This section is from the book "Miss Leslie's New Cookery Book", by Eliza Leslie. Also available from Amazon: Miss Leslie's new cookery book.
Take codfish (either fresh or salt) that has been boiled the day before. Carefully remove the bones, and mince the flesh. Mix with it a quantity of warm mashed potatos, (mashed with butter and milk) in the proportion of one third codfish, and two thirds mashed potatos. Add sufficient beaten egg to make the whole into a smooth paste. Season it with cayenne; and, if the mixture seems dry, moisten and enrich it with a little butter. Make it into cakes about an inch thick, and as large round as the top of a common sized tea-cup. Or into round balls. Sprinkle them well with flour.
Fry them in lard, or beef-drippings. When one side is done turn them over. Drain them, and send them to the breakfast table. If approved, you may add to the mixture two or three onions boiled and minced.

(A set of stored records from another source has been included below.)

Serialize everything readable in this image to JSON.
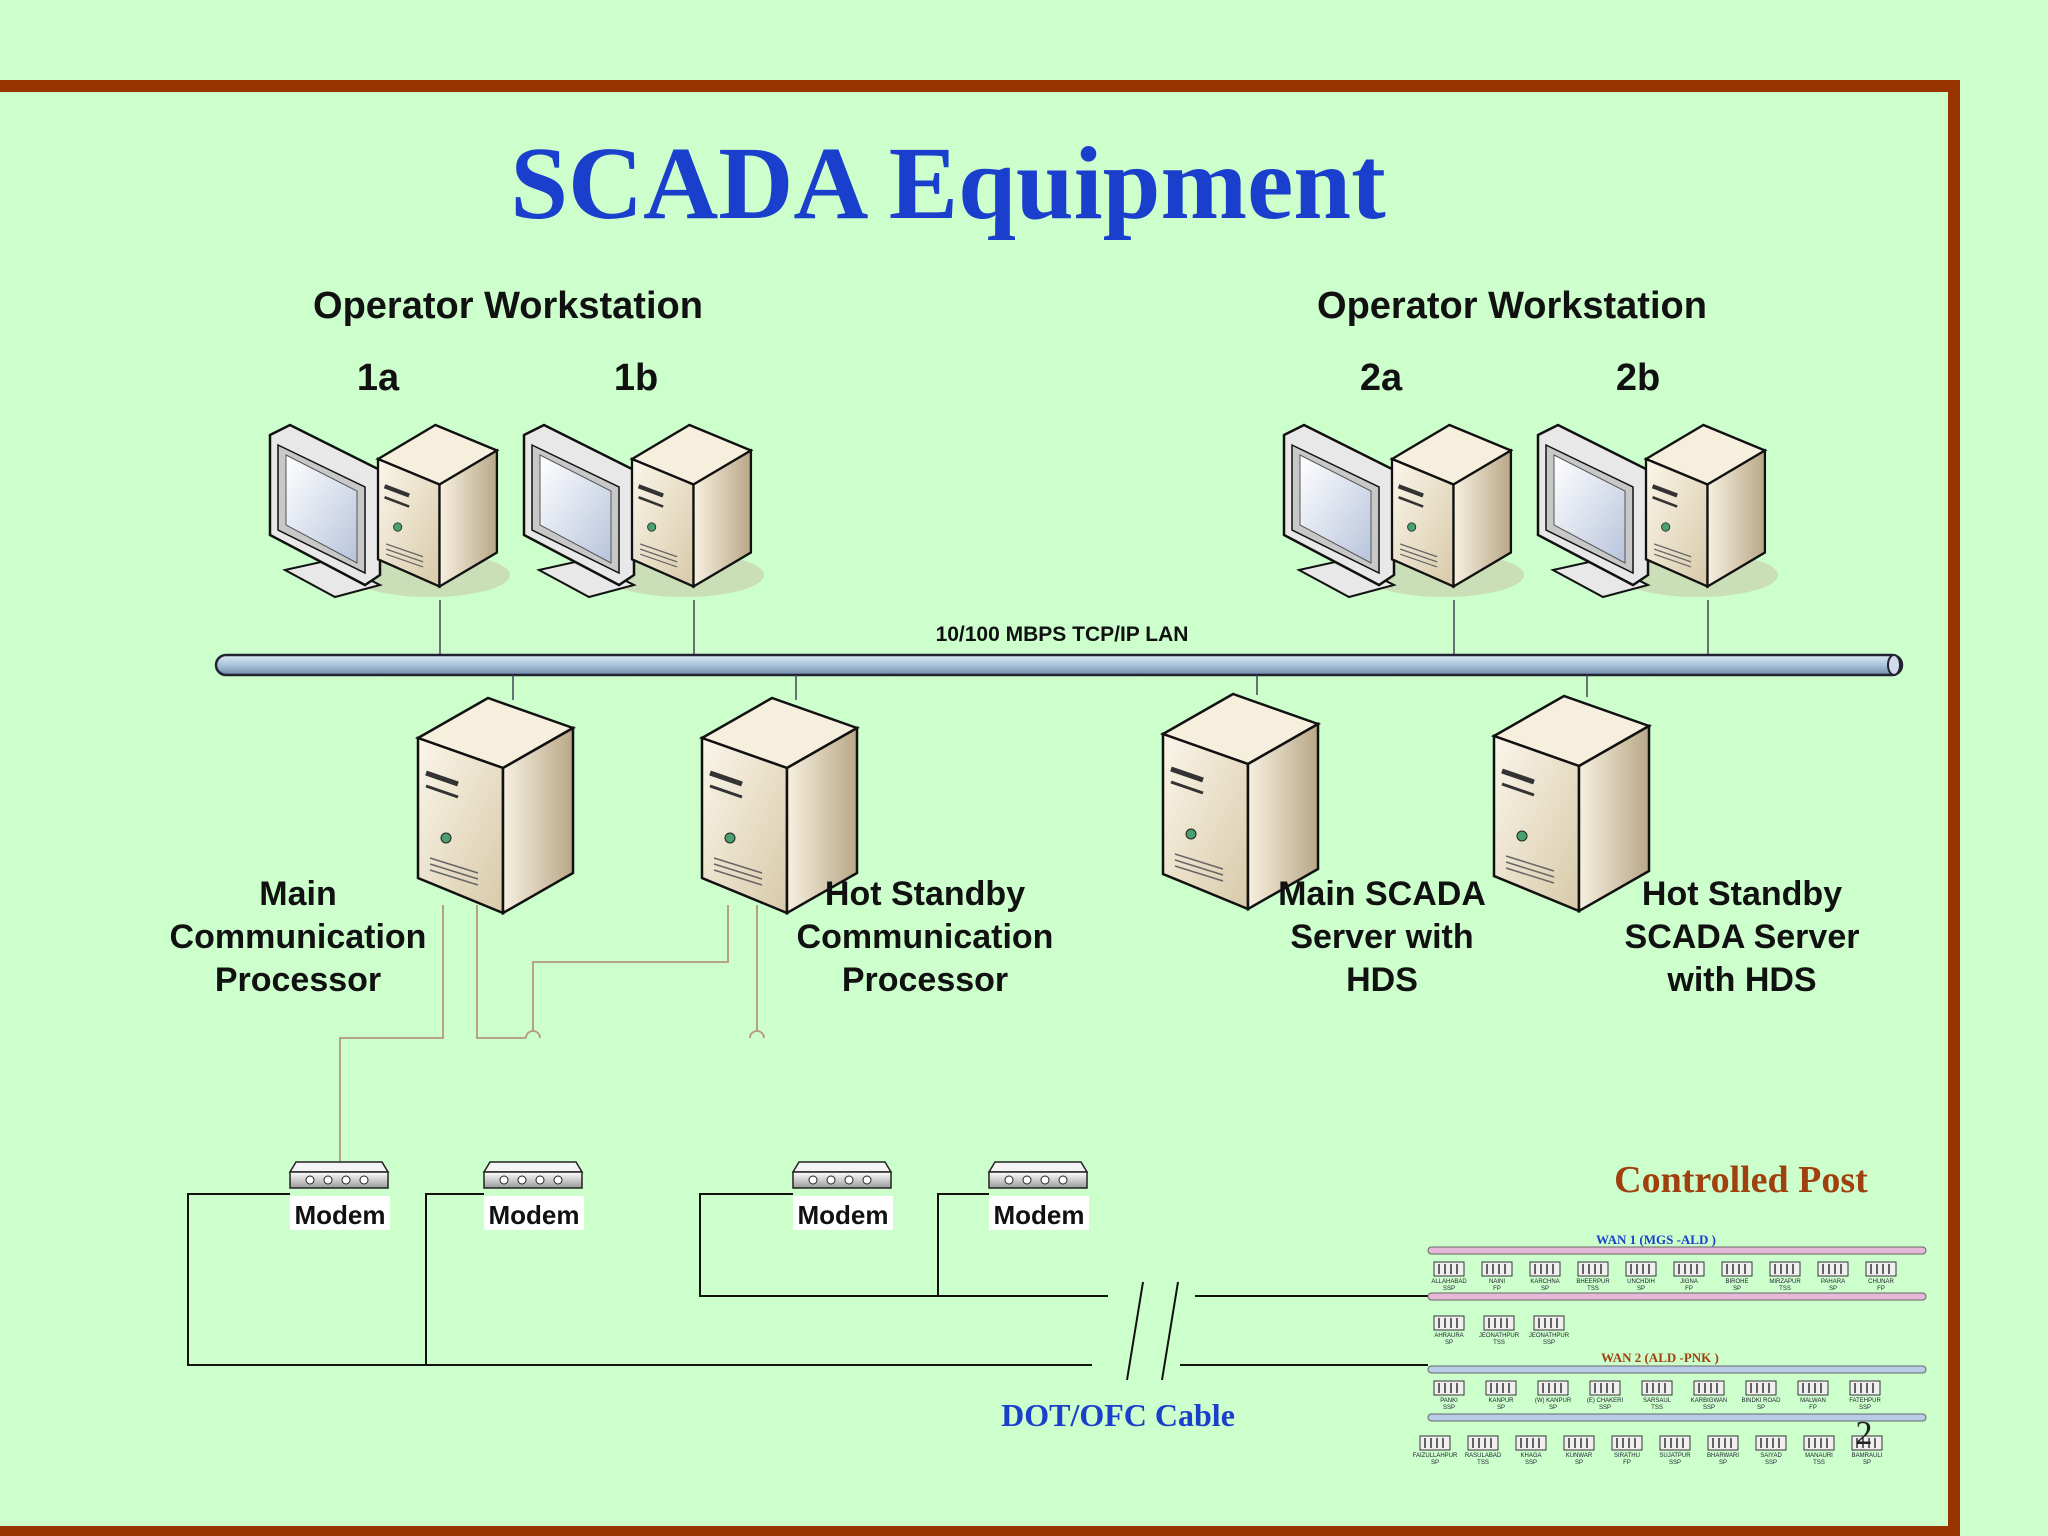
{
  "title": "SCADA Equipment",
  "workstation_groups": [
    {
      "label": "Operator Workstation",
      "units": [
        "1a",
        "1b"
      ]
    },
    {
      "label": "Operator Workstation",
      "units": [
        "2a",
        "2b"
      ]
    }
  ],
  "lan_label": "10/100 MBPS TCP/IP LAN",
  "servers": [
    {
      "lines": [
        "Main",
        "Communication",
        "Processor"
      ]
    },
    {
      "lines": [
        "Hot Standby",
        "Communication",
        "Processor"
      ]
    },
    {
      "lines": [
        "Main SCADA",
        "Server with",
        "HDS"
      ]
    },
    {
      "lines": [
        "Hot Standby",
        "SCADA Server",
        "with HDS"
      ]
    }
  ],
  "modems": [
    "Modem",
    "Modem",
    "Modem",
    "Modem"
  ],
  "cable_label": "DOT/OFC Cable",
  "controlled_post": {
    "title": "Controlled Post",
    "wan1_label": "WAN 1 (MGS -ALD )",
    "wan2_label": "WAN 2 (ALD -PNK )",
    "wan1_row1": [
      "ALLAHABAD SSP",
      "NAINI FP",
      "KARCHNA SP",
      "BHEERPUR TSS",
      "UNCHDIH SP",
      "JIGNA FP",
      "BIROHE SP",
      "MIRZAPUR TSS",
      "PAHARA SP",
      "CHUNAR FP"
    ],
    "wan1_row2": [
      "AHRAURA SP",
      "JEONATHPUR TSS",
      "JEONATHPUR SSP"
    ],
    "wan2_row1": [
      "PANKI SSP",
      "KANPUR SP",
      "(W) KANPUR SP",
      "(E) CHAKERI SSP",
      "SARSAUL TSS",
      "KARBIGWAN SSP",
      "BINDKI ROAD SP",
      "MALWAN FP",
      "FATEHPUR SSP"
    ],
    "wan2_row2": [
      "FAIZULLAHPUR SP",
      "RASULABAD TSS",
      "KHAGA SSP",
      "KUNWAR SP",
      "SIRATHU FP",
      "SUJATPUR SSP",
      "BHARWARI SP",
      "SAIYAD SSP",
      "MANAURI TSS",
      "BAMRAULI SP"
    ],
    "page_number": "2"
  },
  "colors": {
    "background": "#ccffcc",
    "frame": "#993300",
    "title": "#1a3fcc",
    "controlled_post_title": "#a0400f",
    "lan_bus": "#a9c4dc"
  }
}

Any large cold fish may be dressed in this manner for next morning's breakfast.
Rock-fish are generally plain boiled, (with the heads and tails left on,) and they are eaten with egg sauce, (hard boiled eggs chopped, and mixed with melted or drawn butter,) seasoned with a little cayenne. Put on the side of your plate, any nice fish sauce from the castors. Some serve up rock-fish with hard boiled eggs, cut into halves, and laid closely in a row along the back of the fish; half an egg being helped to each person. Cold butter is then eaten with it. We think this a very nice way.
Blue fish, white fish, and black fish, may be drest in this manner. Also, sea-bass.
Are all boiled in the same manner, having first carefully scaled, and drawn, and well washed them. In drawing fish take care that the whole of the inside is nicely scraped from the back-bone, all along. When ready, dredge a clean soft cloth with flour, wrap the fish in it; lay it on the strainer of a fish-kettle, and put it in plenty of water, into which has been thrown a small table-spoonful of salt. Keep it steadily boiling near half an hour. Take it carefully out of the cloth, drain it on the strainer, and keep it warm. Send to table with it egg-sauce.
Eat mashed potatos with it.
Frying. - To fry the above fish, - cut them in two or three pieces; wash them and wipe them dry; score them with deep cuts, and season with cayenne and a little salt - dredge them with flour, and fry them brown in a pan nearly full of boiling lard.
Any fish may be fried in this manner.
A fine codfish should be very thick about the neck; the eyes lively; the gills red; and the flesh firm and white. If flabby, it is not good. It is in season from October till May. After scaling, emptying, washing, and drying, cover it, and let it rest for an hour. Then put it on in a fish-kettle of cold water, (hard water if you can procure it,) throw in a small handful of salt, and let the cod heat gradually, skimming it well. Boil it gently, but steadily, till thoroughly done. Then, take it out of the kettle, drain it, and keep it warm till ready to go to table. No fish should be allowed to remain in the water after the boiling is quite over. Serve it up with oyster or lobster sauce.
You may broil fresh cod in steaks, or fry it in cutlets. For frying fish, you may use beef or veal drippings, with the fat skimmed off carefully. Mutton fat (which is tallow) is unfit for all cookery.